Key Senate Republicans are considering gradually raising the Social Security (search) retirement age as high as 69 over several years as they struggle to jump-start legislation that President Bush has placed atop his second-term agenda, officials said Tuesday.
Under current law, the retirement age for full Social Security benefits is 651/2 and is scheduled to reach 67 for those born in 1960 or later.
The possible increase to 69 over two decades or more was among the suggestions that Iowa Sen. Charles Grassley (search), chairman of the Senate Finance Committee, presented to fellow Republicans on the panel last week as part of an attempt to give the program greater financial solvency, the officials said.
Grassley also suggested steps to hold down benefits for upper-wage earners of the future, these officials have said previously. They spoke only on condition of anonymity, saying the discussions were confidential.
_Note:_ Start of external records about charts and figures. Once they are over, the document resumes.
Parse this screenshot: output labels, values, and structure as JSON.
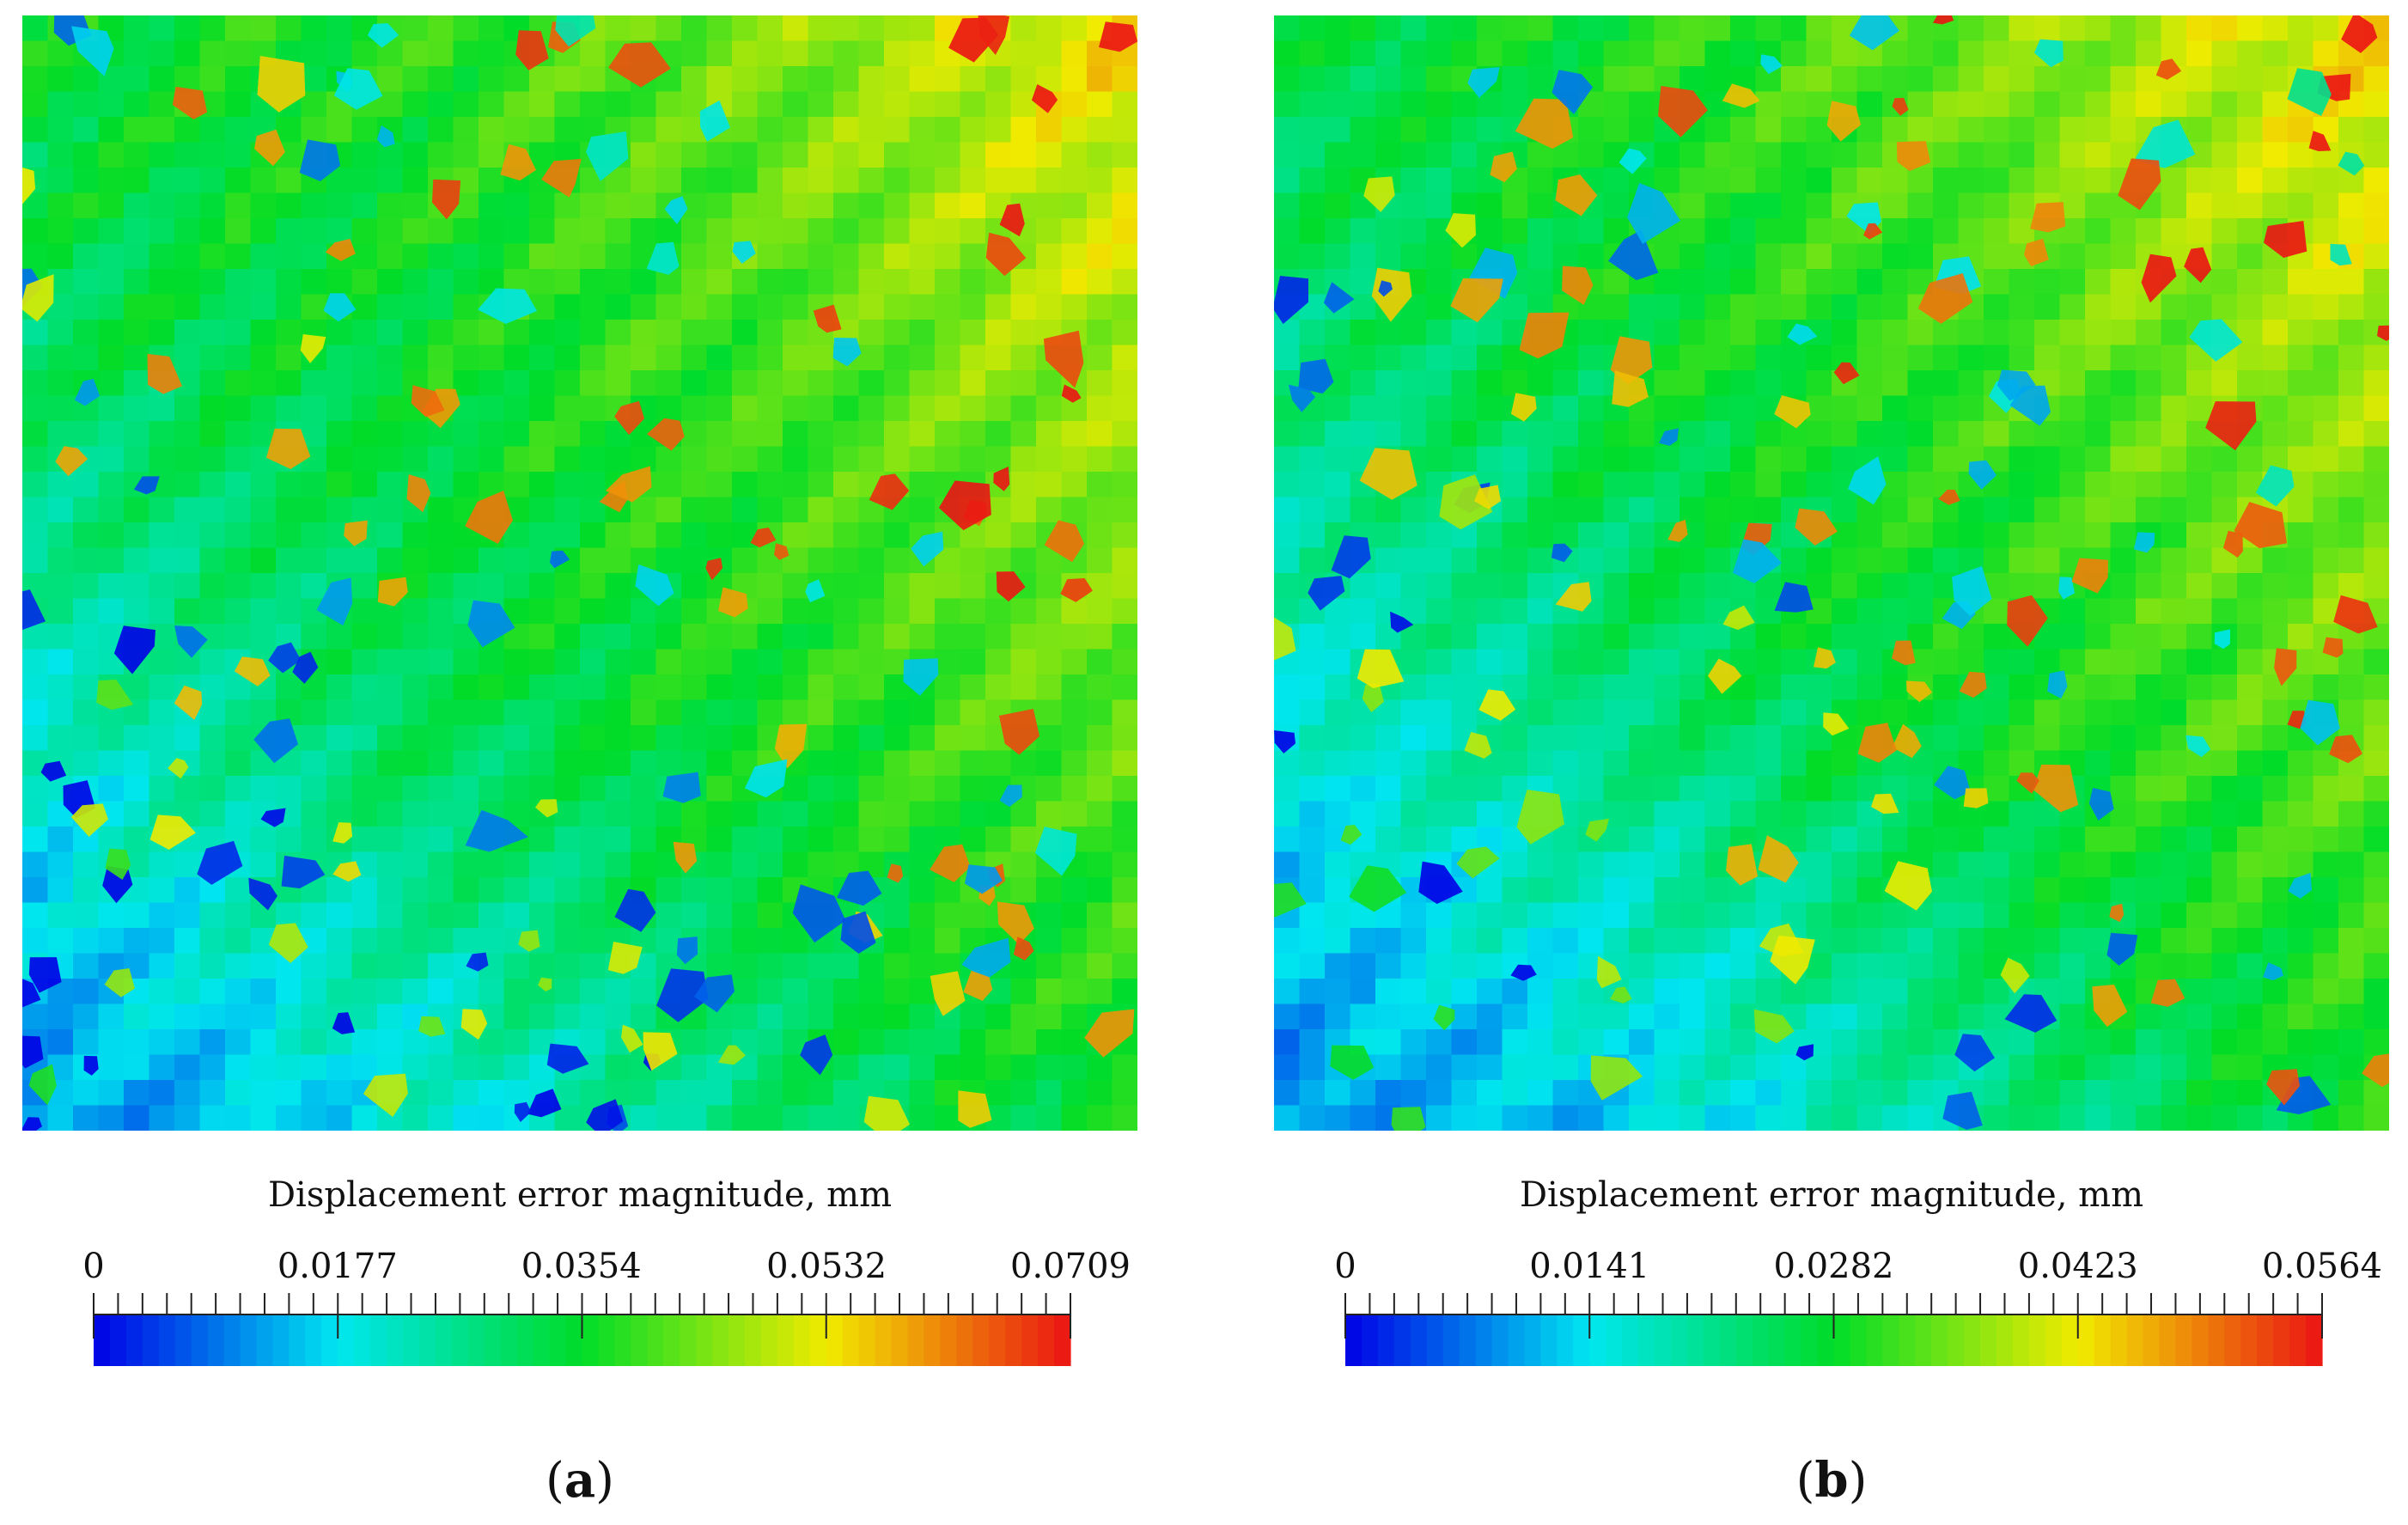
{
  "panels": [
    {
      "id": "a",
      "caption_letter": "a",
      "colorbar": {
        "title": "Displacement error magnitude, mm",
        "min": 0,
        "max": 0.0709,
        "tick_labels": [
          "0",
          "0.0177",
          "0.0354",
          "0.0532",
          "0.0709"
        ]
      }
    },
    {
      "id": "b",
      "caption_letter": "b",
      "colorbar": {
        "title": "Displacement error magnitude, mm",
        "min": 0,
        "max": 0.0564,
        "tick_labels": [
          "0",
          "0.0141",
          "0.0282",
          "0.0423",
          "0.0564"
        ]
      }
    }
  ],
  "chart_data": [
    {
      "type": "heatmap",
      "panel": "a",
      "colorbar_label": "Displacement error magnitude, mm",
      "value_range": [
        0,
        0.0709
      ],
      "colorbar_ticks": [
        0,
        0.0177,
        0.0354,
        0.0532,
        0.0709
      ],
      "colormap": "rainbow (blue-cyan-green-yellow-red)",
      "field_values_grid_4x4": [
        [
          0.035,
          0.038,
          0.045,
          0.055
        ],
        [
          0.03,
          0.034,
          0.04,
          0.048
        ],
        [
          0.02,
          0.03,
          0.036,
          0.042
        ],
        [
          0.01,
          0.018,
          0.028,
          0.036
        ]
      ]
    },
    {
      "type": "heatmap",
      "panel": "b",
      "colorbar_label": "Displacement error magnitude, mm",
      "value_range": [
        0,
        0.0564
      ],
      "colorbar_ticks": [
        0,
        0.0141,
        0.0282,
        0.0423,
        0.0564
      ],
      "colormap": "rainbow (blue-cyan-green-yellow-red)",
      "field_values_grid_4x4": [
        [
          0.026,
          0.03,
          0.036,
          0.044
        ],
        [
          0.022,
          0.027,
          0.032,
          0.038
        ],
        [
          0.015,
          0.022,
          0.028,
          0.034
        ],
        [
          0.008,
          0.013,
          0.021,
          0.029
        ]
      ]
    }
  ]
}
The disclosures surfaced as Bush campaigned in Pennsylvania for changes in Social Security, including creation of voluntary personal accounts for younger workers — a step that would be accompanied by a reduction in the promised government benefit.
Speaking to a convention of the Pennsylvania FFA — formerly known as the Future Farmers of America (search) — Bush said he wants to "make sure the system is a better deal for younger workers" and assured older people in the audience that they would continue to get their promised benefits.
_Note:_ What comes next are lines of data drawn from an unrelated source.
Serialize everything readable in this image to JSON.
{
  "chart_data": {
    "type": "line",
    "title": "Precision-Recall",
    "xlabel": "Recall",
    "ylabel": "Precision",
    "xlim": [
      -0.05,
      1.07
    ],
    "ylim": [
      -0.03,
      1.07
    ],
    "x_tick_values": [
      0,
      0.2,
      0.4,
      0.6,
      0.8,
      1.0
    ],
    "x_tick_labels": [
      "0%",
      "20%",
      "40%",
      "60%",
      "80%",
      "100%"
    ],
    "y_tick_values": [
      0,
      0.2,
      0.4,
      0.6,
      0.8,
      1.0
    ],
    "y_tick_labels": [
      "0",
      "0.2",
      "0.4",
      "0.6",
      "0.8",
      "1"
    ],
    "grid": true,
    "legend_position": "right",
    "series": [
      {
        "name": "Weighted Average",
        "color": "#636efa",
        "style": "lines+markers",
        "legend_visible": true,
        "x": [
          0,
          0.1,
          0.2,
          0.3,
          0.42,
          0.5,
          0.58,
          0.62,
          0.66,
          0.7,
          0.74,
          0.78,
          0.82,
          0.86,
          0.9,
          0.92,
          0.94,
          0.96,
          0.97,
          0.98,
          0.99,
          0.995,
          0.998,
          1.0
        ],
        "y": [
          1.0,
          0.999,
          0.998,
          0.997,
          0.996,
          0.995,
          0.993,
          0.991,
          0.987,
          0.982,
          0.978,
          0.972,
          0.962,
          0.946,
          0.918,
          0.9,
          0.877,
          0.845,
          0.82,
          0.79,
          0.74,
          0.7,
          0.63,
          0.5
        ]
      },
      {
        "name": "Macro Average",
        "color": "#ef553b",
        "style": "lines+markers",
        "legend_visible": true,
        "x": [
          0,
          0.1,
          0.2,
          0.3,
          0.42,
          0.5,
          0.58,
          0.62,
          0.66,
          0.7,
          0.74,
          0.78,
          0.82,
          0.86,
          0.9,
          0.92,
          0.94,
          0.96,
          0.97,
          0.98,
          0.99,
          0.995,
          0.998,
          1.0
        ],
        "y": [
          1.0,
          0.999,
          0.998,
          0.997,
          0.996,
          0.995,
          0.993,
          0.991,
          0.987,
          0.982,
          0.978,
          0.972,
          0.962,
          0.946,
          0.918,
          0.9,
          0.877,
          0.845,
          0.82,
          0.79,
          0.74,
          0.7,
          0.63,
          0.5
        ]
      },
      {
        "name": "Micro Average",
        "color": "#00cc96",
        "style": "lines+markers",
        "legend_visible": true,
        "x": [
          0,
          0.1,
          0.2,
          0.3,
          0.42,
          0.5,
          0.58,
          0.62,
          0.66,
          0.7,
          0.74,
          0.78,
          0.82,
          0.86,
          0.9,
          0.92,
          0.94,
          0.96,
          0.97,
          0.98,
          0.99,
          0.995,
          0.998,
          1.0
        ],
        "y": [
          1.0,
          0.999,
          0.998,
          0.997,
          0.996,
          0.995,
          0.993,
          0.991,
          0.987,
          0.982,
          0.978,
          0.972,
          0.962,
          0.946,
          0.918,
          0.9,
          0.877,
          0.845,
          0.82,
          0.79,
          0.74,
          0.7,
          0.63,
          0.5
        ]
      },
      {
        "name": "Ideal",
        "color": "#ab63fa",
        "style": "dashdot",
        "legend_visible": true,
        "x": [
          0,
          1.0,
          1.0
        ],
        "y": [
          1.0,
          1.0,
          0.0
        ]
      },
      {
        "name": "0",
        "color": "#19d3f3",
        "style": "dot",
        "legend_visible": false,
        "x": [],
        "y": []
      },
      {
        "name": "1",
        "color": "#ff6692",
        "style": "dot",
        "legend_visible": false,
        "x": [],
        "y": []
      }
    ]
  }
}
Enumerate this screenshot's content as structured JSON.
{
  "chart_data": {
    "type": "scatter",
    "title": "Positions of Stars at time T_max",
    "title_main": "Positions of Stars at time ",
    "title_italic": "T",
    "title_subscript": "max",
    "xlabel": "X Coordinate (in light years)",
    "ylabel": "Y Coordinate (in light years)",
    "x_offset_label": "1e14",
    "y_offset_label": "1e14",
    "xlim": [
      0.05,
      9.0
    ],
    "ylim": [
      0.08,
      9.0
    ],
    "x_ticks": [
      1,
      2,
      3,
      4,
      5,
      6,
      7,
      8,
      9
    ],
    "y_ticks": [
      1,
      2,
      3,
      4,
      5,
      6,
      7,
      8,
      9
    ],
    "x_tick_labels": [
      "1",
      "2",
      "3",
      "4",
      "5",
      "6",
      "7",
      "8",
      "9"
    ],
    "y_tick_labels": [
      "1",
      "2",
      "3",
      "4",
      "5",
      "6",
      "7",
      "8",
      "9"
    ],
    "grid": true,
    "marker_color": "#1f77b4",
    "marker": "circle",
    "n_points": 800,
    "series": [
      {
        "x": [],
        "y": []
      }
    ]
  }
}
The students would get the same benefits that seniors today receive, Bush said, without mentioning that his plans involve a reduction in the benefits younger Americans have been promised in their own retirement.
In a fresh illustration of the political stakes surrounding the issue, Democrats charged that rural Americans would be hit hardest by Bush's plans, which they consistently describe as privatization.
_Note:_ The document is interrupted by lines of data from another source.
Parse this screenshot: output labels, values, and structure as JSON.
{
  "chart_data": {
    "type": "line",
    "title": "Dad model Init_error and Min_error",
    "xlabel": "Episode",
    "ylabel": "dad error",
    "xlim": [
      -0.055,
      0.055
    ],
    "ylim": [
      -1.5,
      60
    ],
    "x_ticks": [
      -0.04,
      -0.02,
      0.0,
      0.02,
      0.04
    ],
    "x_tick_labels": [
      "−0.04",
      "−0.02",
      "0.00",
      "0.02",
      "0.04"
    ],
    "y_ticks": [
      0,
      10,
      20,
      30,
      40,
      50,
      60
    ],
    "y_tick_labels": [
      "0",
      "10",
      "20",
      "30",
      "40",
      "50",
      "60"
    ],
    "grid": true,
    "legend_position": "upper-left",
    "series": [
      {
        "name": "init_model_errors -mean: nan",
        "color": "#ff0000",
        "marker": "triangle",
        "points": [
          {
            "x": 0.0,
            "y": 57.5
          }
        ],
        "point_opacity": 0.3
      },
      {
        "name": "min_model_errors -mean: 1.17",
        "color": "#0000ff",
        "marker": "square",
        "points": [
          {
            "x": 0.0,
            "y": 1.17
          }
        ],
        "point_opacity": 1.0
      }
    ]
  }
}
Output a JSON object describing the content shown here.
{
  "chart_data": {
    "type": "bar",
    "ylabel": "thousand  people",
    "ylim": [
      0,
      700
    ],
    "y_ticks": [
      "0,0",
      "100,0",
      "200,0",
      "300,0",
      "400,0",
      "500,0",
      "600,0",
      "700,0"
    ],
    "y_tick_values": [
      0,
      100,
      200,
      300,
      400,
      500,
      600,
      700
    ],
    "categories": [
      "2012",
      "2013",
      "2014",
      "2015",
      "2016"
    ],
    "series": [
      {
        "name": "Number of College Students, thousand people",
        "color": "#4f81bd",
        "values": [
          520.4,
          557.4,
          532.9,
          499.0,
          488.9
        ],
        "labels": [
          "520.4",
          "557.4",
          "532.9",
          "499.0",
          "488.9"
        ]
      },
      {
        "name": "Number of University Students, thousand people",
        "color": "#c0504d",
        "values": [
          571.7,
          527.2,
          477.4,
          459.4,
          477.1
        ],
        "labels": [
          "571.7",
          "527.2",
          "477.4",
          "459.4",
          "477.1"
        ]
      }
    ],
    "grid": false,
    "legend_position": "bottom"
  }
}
"Rural Americans tend to be older and more likely to depend on Social Security. In fact, more than 90 percent of counties in America with high senior populations are rural counties. In 2001, 20 percent of rural Americans were 60 years old or older, significantly higher than the 15 percent of seniors living in metropolitan communities," Reps. Stephanie Herseth, D-S.D., and Bob Etheridge, D-N.C., said in a joint statement. The two co-chair the Democratic House Rural Working Group.
Republicans on the Finance Committee are scheduled to meet privately on Thursday as they continue searching for agreement among themselves on legislation that achieves the goals Bush laid out in his State of the Union address last winter.
The fate of the effort is unclear, and some Republicans in Congress have suggested in recent days that the issue may not reach the Senate floor until September at the earliest. House Republicans have said in the past it's possible they will wait for the Senate to act first before they plunge into the politically sensitive issue.
The president has called for a bill to create permanent solvency for the program, and he also wants the bill to give younger workers the option of establishing a personal retirement account financed from a portion of their payroll taxes.
Under current predictions, Social Security will begin to pay out more in benefits than it receives in tax receipts in 2017, and the trust funds will be depleted in 2041. At that point, benefits will be cut to adjust for the reduction in available funds.
Along with curbs in benefits or increases in taxes, raising the retirement age is one of three general approaches that lawmakers can consider as they try to improve the solvency of Social Security.
Officials statistics show that Americans, on average, can expect to live longer than was the case when Social Security was created, meaning that they will receive more in lifetime government benefits than projected. At the same time, there are fewer workers paying into the Social Security trust funds per retiree than was the case in past decades.
Raising the retirement age is unpopular, according to some surveys.
Several officials said Grassley's suggestion for raising the retirement age would be phased in, possibly over two decades or more. The details would depend on future demographic trends, they said.
Crafting legislation has proven to be a challenge in Congress, even though the president has campaigned energetically in an attempt to build public support for his proposals. With public opinion polls showing tepid support for personal accounts, many Republicans have been reluctant to embrace the idea.
For their part, Democrats are unified in their opposition and threatening to use the issue as a major theme in the 2006 elections, when all members of the House and one-third of the Senate are on the ballot.